Endorphin, used to relieve pain and increase relaxation.

10

How does repeated use of an opioid cause opiate dependence?

Repeated use causes tachyphylaxis - u-opioid receptors are down regulated. This means more opioid is needed for the same response.

11

What causes withdrawal symptoms in opioid use?

When opioid levels fall, the molecules leaves the receptor and are less likely to be replaced so second messenger activity falls and the patient will perceive pain.

12

How does repeated use of an opioid affect the dose response curve and what is a repercussion of this?

It shift right so higher dose is needed to elicit the high response.

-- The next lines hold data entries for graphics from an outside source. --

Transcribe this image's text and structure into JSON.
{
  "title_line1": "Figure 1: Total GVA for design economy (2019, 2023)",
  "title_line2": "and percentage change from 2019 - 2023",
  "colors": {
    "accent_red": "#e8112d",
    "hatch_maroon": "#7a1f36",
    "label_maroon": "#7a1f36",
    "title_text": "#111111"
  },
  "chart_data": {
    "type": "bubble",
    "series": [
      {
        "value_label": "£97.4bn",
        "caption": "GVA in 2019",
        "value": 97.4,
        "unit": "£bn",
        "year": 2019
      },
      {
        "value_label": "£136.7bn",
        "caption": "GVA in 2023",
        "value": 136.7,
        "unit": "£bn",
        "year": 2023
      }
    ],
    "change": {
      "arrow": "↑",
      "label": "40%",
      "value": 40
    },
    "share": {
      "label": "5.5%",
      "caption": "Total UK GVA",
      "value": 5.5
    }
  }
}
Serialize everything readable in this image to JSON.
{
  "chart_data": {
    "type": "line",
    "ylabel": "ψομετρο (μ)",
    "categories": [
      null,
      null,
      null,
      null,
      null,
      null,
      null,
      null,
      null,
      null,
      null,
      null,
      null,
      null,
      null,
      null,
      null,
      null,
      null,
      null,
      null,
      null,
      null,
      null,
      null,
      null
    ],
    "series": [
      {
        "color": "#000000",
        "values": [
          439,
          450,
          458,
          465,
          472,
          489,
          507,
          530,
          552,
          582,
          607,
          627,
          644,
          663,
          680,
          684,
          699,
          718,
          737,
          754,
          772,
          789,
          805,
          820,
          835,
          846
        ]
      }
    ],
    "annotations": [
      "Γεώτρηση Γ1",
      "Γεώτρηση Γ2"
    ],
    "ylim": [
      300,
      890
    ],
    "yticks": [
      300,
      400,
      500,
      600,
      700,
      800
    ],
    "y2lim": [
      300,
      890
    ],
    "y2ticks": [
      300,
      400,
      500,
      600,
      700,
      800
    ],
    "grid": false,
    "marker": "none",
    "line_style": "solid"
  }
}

This means the dose response curve is closer to the adverse drug reactions curve more side effects are present.

13

What is tamoxifen used for?

In breast cancer, it is an anti-oestrogen.

14

Why does tamoxifen not cause osterporosis?

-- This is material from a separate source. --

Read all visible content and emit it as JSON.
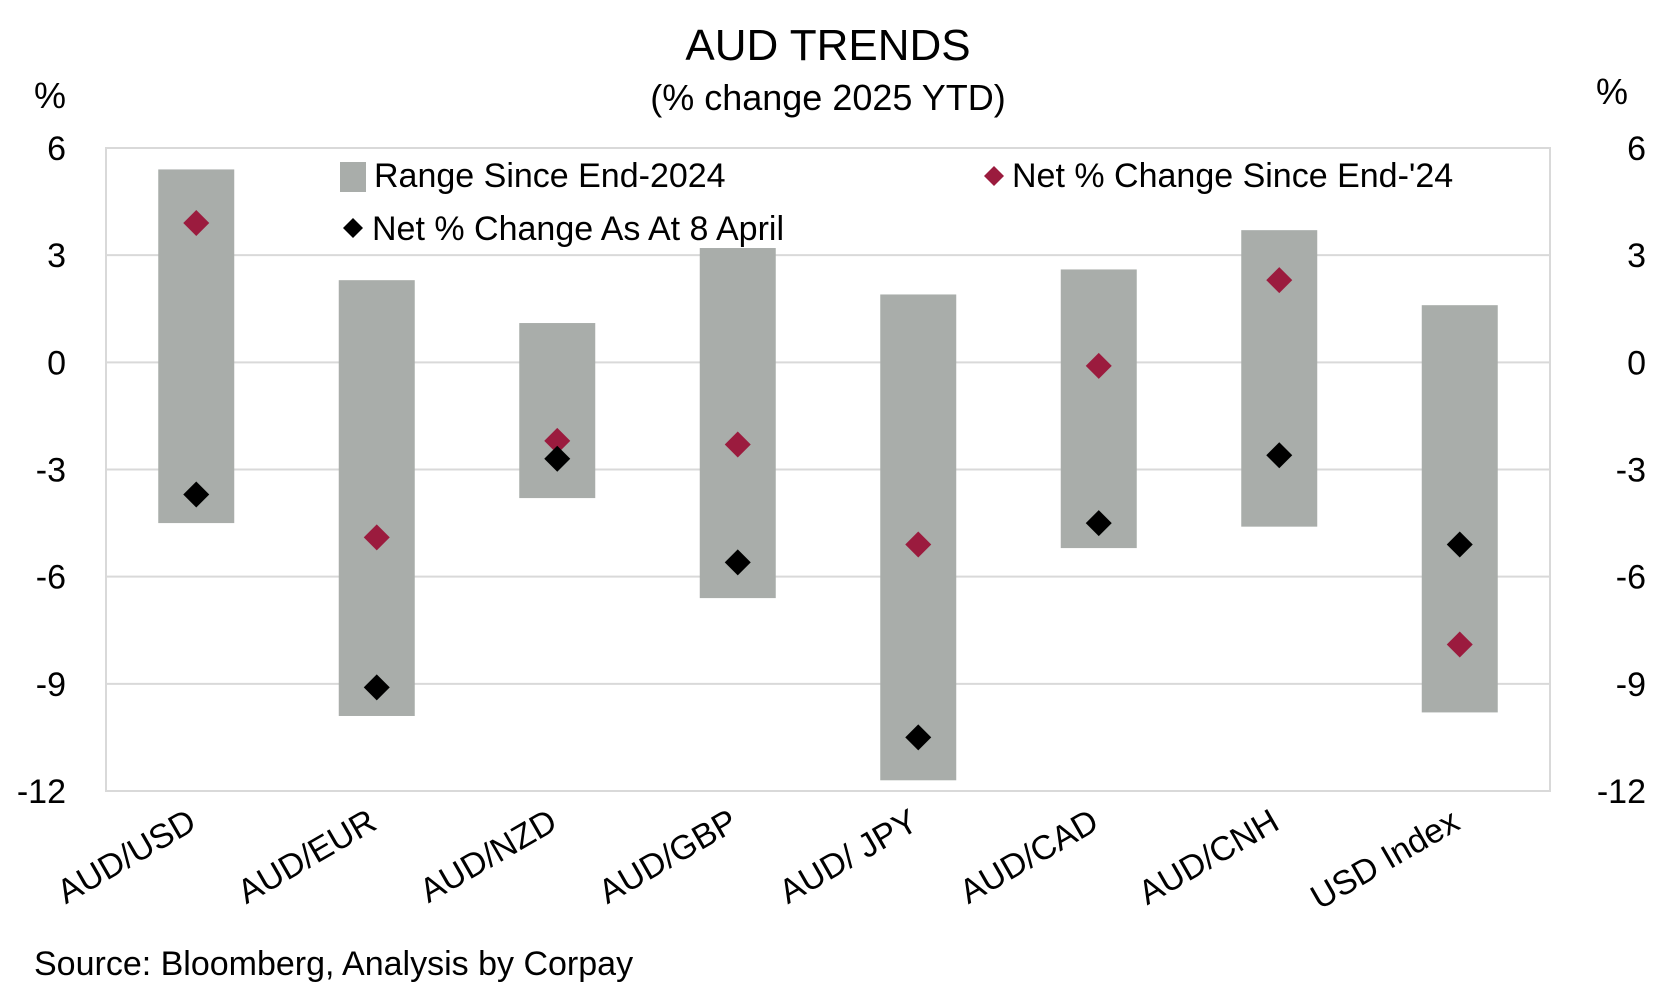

It is only a selective oestrogen receptor modulator, so it has different effects at different site in the body - antagonises oestrogen receptors in the breast, but acts as an agonist in the bone and uterus.

15

What is phaeochromocytoma?

A tumour of the adrenal medulla.

16

What do phaeochromocytomas cause?

Increased secretion of catecholamines - adrenaline and noradrenaline.

17

What are the symptoms of phaeochromocytomas?

Intermittent symtpoms and signs of sympathetic nervous system overactivity - sweating, tremor, anxiety, high blood pressure.

18

Why does tachyphylaxis not occur with phaeochromocytomas?

They only cause intermittent release of catecholamines so there is no immediate need for down regulating receptors.

19

How do beta antagonists alleviate symptoms in angina?

They decrease adrenergic stimulation, so decrease heart rate and decrease coronoary vasoconstriction.

20

What is the effect on receptor number of continued use of beta antagonists?

Suprasensitivity - up regulation of beta receptors.

21

Why must beta antagonists never be stopped suddenly?

There will be antagonist withdrawal due to the suprasensitivity. There are more receptors so there will be an increase in sympathetic actions so this leads to exacerbation of symptoms.

22

How can antagonist withdrawal be avoided?

Slowly decrease dose rather than sudden cessation of treatment.

23

How does age affect catecholamine sensitivity?

Decreasing sensitivity to endogenous catecholamines with age.

24

How does decreasing sensitivity to endogenous catecholamines with age affect patients?

Reduced heart rate responsiveness to exogenously administered catecholines.